Negligence Flashcards
Negligence
To Oversimplify, is carelessness. In order to prove right of recovery. 1.) that the defendant owed the plaintiff a duty of due care 2.) that the defendant breached that duty of due care 3.) that the defendant’s breach proximately caused the injury 4.) That the plaintiff suffered injury
Duty
As a general rule, it may be said that we we each owe a duty to every person who we can reasonably foresee might be injured by our carelessness
Other parameters for a careless actor’s duty
a.) the foreseeability of harm to plaintiff, b.) the degree of certainty that the plaintiff suffered injury c.) the closeness of the connection between the defendant’s conduct and the injury suffered d.) the moral blame attached to the defendant’s conduct e.) the policy of preventing future harm f.) the extent to which the burden of the defendant and consequences to the community of imposing a duty to exercise case with resulting liability, and the g.) the availability, cost and prevalence of insurance for the risk involved.
Duty of Landowners
Trespassers may sue only for intentional torts, licensees may also sue for hidden dangers they should have been warned od and invitees may sue under the ordinary rules of negligence
Breach of Duty
To be liable for negligence, a defendant must breach an existing duty. A breach occurs when the defendant fails to exercise the same care as a “reasonable person under similar circumstances” would have exercised. This hypothetical “reasonable person/man” standard can be fairly strict because of a jury’s tendency to use 20/20 hindsight.
Negligence Per Se
That is, if the plaintiff can show that he or she is within the class of persons that the statute was meant to protect and the harm sustained was the type the statute was designed to prevent, the issue of breach of due case is conclusively resolve agaist the defendant.
Proximate Cause
Means direct cause, a direct causal connection between the defendant’s act of carelessness and the plaintiff’s injury.
Legal Cause
Requires: 1.) Causation in fact. In other words, can we say “but for” the defendant’s act the injuries would not have happened? 2.) Reasonable Foreseeability. Factual causation + reasonable foreseeability will establish legal causation.
Substantial Factor
Some courts addressing the “causation in fact” element stress that the defendant’s carelessness must be a substantial factor in bringing about the injury.

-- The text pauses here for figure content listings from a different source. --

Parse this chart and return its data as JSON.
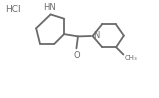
{
  "bg_color": "#ffffff",
  "line_color": "#6a6a6a",
  "text_color": "#6a6a6a",
  "lw": 1.3,
  "figsize": [
    1.59,
    0.98
  ],
  "dpi": 100,
  "xlim": [
    0,
    8
  ],
  "ylim": [
    0,
    5
  ]
}
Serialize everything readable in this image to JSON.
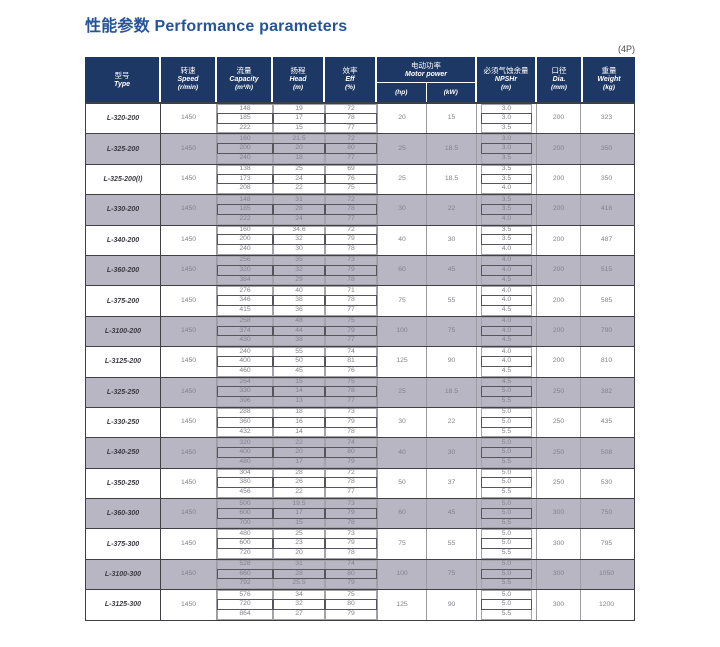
{
  "title": "性能参数 Performance parameters",
  "note": "(4P)",
  "colors": {
    "header_bg": "#1e3865",
    "row_shade": "#b8b6c3",
    "title_blue": "#26549b",
    "grid_dark": "#3f3f45",
    "grid_light": "#9b9ba1"
  },
  "header": {
    "type_zh": "型号",
    "type_en": "Type",
    "speed_zh": "转速",
    "speed_en": "Speed",
    "speed_unit": "(r/min)",
    "capacity_zh": "流量",
    "capacity_en": "Capacity",
    "capacity_unit": "(m³/h)",
    "head_zh": "扬程",
    "head_en": "Head",
    "head_unit": "(m)",
    "eff_zh": "效率",
    "eff_en": "Eff",
    "eff_unit": "(%)",
    "motor_zh": "电动功率",
    "motor_en": "Motor power",
    "motor_hp": "(hp)",
    "motor_kw": "(kW)",
    "npshr_zh": "必须气蚀余量",
    "npshr_en": "NPSHr",
    "npshr_unit": "(m)",
    "dia_zh": "口径",
    "dia_en": "Dia.",
    "dia_unit": "(mm)",
    "weight_zh": "重量",
    "weight_en": "Weight",
    "weight_unit": "(kg)"
  },
  "rows": [
    {
      "type": "L-320-200",
      "speed": "1450",
      "capacity": [
        "148",
        "185",
        "222"
      ],
      "head": [
        "19",
        "17",
        "15"
      ],
      "eff": [
        "72",
        "78",
        "77"
      ],
      "hp": "20",
      "kw": "15",
      "npshr": [
        "3.0",
        "3.0",
        "3.5"
      ],
      "dia": "200",
      "weight": "323",
      "shaded": false
    },
    {
      "type": "L-325-200",
      "speed": "1450",
      "capacity": [
        "160",
        "200",
        "240"
      ],
      "head": [
        "21.5",
        "20",
        "18"
      ],
      "eff": [
        "72",
        "80",
        "77"
      ],
      "hp": "25",
      "kw": "18.5",
      "npshr": [
        "3.0",
        "3.0",
        "3.5"
      ],
      "dia": "200",
      "weight": "350",
      "shaded": true
    },
    {
      "type": "L-325-200(I)",
      "speed": "1450",
      "capacity": [
        "138",
        "173",
        "208"
      ],
      "head": [
        "25",
        "24",
        "22"
      ],
      "eff": [
        "69",
        "76",
        "75"
      ],
      "hp": "25",
      "kw": "18.5",
      "npshr": [
        "3.5",
        "3.5",
        "4.0"
      ],
      "dia": "200",
      "weight": "350",
      "shaded": false
    },
    {
      "type": "L-330-200",
      "speed": "1450",
      "capacity": [
        "148",
        "185",
        "222"
      ],
      "head": [
        "31",
        "28",
        "24"
      ],
      "eff": [
        "72",
        "78",
        "77"
      ],
      "hp": "30",
      "kw": "22",
      "npshr": [
        "3.5",
        "3.5",
        "4.0"
      ],
      "dia": "200",
      "weight": "418",
      "shaded": true
    },
    {
      "type": "L-340-200",
      "speed": "1450",
      "capacity": [
        "160",
        "200",
        "240"
      ],
      "head": [
        "34.6",
        "32",
        "30"
      ],
      "eff": [
        "72",
        "79",
        "78"
      ],
      "hp": "40",
      "kw": "30",
      "npshr": [
        "3.5",
        "3.5",
        "4.0"
      ],
      "dia": "200",
      "weight": "487",
      "shaded": false
    },
    {
      "type": "L-360-200",
      "speed": "1450",
      "capacity": [
        "256",
        "320",
        "384"
      ],
      "head": [
        "35",
        "32",
        "29"
      ],
      "eff": [
        "73",
        "79",
        "78"
      ],
      "hp": "60",
      "kw": "45",
      "npshr": [
        "4.0",
        "4.0",
        "4.5"
      ],
      "dia": "200",
      "weight": "515",
      "shaded": true
    },
    {
      "type": "L-375-200",
      "speed": "1450",
      "capacity": [
        "276",
        "346",
        "415"
      ],
      "head": [
        "40",
        "38",
        "36"
      ],
      "eff": [
        "71",
        "78",
        "77"
      ],
      "hp": "75",
      "kw": "55",
      "npshr": [
        "4.0",
        "4.0",
        "4.5"
      ],
      "dia": "200",
      "weight": "585",
      "shaded": false
    },
    {
      "type": "L-3100-200",
      "speed": "1450",
      "capacity": [
        "258",
        "374",
        "430"
      ],
      "head": [
        "48",
        "44",
        "38"
      ],
      "eff": [
        "75",
        "79",
        "77"
      ],
      "hp": "100",
      "kw": "75",
      "npshr": [
        "4.0",
        "4.0",
        "4.5"
      ],
      "dia": "200",
      "weight": "790",
      "shaded": true
    },
    {
      "type": "L-3125-200",
      "speed": "1450",
      "capacity": [
        "240",
        "400",
        "460"
      ],
      "head": [
        "55",
        "50",
        "45"
      ],
      "eff": [
        "74",
        "81",
        "76"
      ],
      "hp": "125",
      "kw": "90",
      "npshr": [
        "4.0",
        "4.0",
        "4.5"
      ],
      "dia": "200",
      "weight": "810",
      "shaded": false
    },
    {
      "type": "L-325-250",
      "speed": "1450",
      "capacity": [
        "264",
        "330",
        "396"
      ],
      "head": [
        "15",
        "14",
        "13"
      ],
      "eff": [
        "75",
        "78",
        "77"
      ],
      "hp": "25",
      "kw": "18.5",
      "npshr": [
        "4.5",
        "5.0",
        "5.5"
      ],
      "dia": "250",
      "weight": "382",
      "shaded": true
    },
    {
      "type": "L-330-250",
      "speed": "1450",
      "capacity": [
        "288",
        "360",
        "432"
      ],
      "head": [
        "18",
        "16",
        "14"
      ],
      "eff": [
        "73",
        "79",
        "78"
      ],
      "hp": "30",
      "kw": "22",
      "npshr": [
        "5.0",
        "5.0",
        "5.5"
      ],
      "dia": "250",
      "weight": "435",
      "shaded": false
    },
    {
      "type": "L-340-250",
      "speed": "1450",
      "capacity": [
        "320",
        "400",
        "480"
      ],
      "head": [
        "22",
        "20",
        "17"
      ],
      "eff": [
        "74",
        "80",
        "79"
      ],
      "hp": "40",
      "kw": "30",
      "npshr": [
        "5.0",
        "5.0",
        "5.5"
      ],
      "dia": "250",
      "weight": "508",
      "shaded": true
    },
    {
      "type": "L-350-250",
      "speed": "1450",
      "capacity": [
        "304",
        "380",
        "456"
      ],
      "head": [
        "28",
        "26",
        "22"
      ],
      "eff": [
        "72",
        "78",
        "77"
      ],
      "hp": "50",
      "kw": "37",
      "npshr": [
        "5.0",
        "5.0",
        "5.5"
      ],
      "dia": "250",
      "weight": "530",
      "shaded": false
    },
    {
      "type": "L-360-300",
      "speed": "1450",
      "capacity": [
        "500",
        "600",
        "700"
      ],
      "head": [
        "19.5",
        "17",
        "15"
      ],
      "eff": [
        "73",
        "79",
        "78"
      ],
      "hp": "60",
      "kw": "45",
      "npshr": [
        "5.0",
        "5.0",
        "5.5"
      ],
      "dia": "300",
      "weight": "750",
      "shaded": true
    },
    {
      "type": "L-375-300",
      "speed": "1450",
      "capacity": [
        "480",
        "600",
        "720"
      ],
      "head": [
        "25",
        "23",
        "20"
      ],
      "eff": [
        "73",
        "79",
        "78"
      ],
      "hp": "75",
      "kw": "55",
      "npshr": [
        "5.0",
        "5.0",
        "5.5"
      ],
      "dia": "300",
      "weight": "795",
      "shaded": false
    },
    {
      "type": "L-3100-300",
      "speed": "1450",
      "capacity": [
        "528",
        "660",
        "792"
      ],
      "head": [
        "31",
        "28",
        "25.5"
      ],
      "eff": [
        "74",
        "80",
        "79"
      ],
      "hp": "100",
      "kw": "75",
      "npshr": [
        "5.0",
        "5.0",
        "5.5"
      ],
      "dia": "300",
      "weight": "1050",
      "shaded": true
    },
    {
      "type": "L-3125-300",
      "speed": "1450",
      "capacity": [
        "576",
        "720",
        "864"
      ],
      "head": [
        "34",
        "32",
        "27"
      ],
      "eff": [
        "75",
        "80",
        "79"
      ],
      "hp": "125",
      "kw": "90",
      "npshr": [
        "5.0",
        "5.0",
        "5.5"
      ],
      "dia": "300",
      "weight": "1200",
      "shaded": false
    }
  ]
}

Independent Intervening Cause
Emanates from a third party or source to disrupt the causal connection between the defendant’s careless act and the plaintiff’s injury.
“You take your victims as you find them”
You drive negligently, cause a crash. If the other driver had no preexisting condition, he or she wouldn’t have been hurt badly. But he had a bad heart, hemophilia, damaged immune system (from chemotherapy or other reasons), etc. This causes his harm to be much worse than if she had not had such a condition. Are you liable for the greater harm resulting from his having had the condition? Yes.
Injury
Courts have been reluctant to allow recovery for emotional distress on grounds that such injuries are too intangible. Recovery allowed primarily for injury to person or property.
Bystander Recovery
1.) Whether the plaintiff was located near the scened of the accident 2.) Whether the emotional shock resulted from a contemporaneous perception of the accident and 3.) whether the plaintiff and the victim were closely related.
Comparative Fault
In the plaintiff is guilty of fault that contributed to the accident, a defense may exist. Under the old system of Contributory negligence, a plaintiff who was guilty of carelessness that contributed in any material way to the accident was barred from recovery.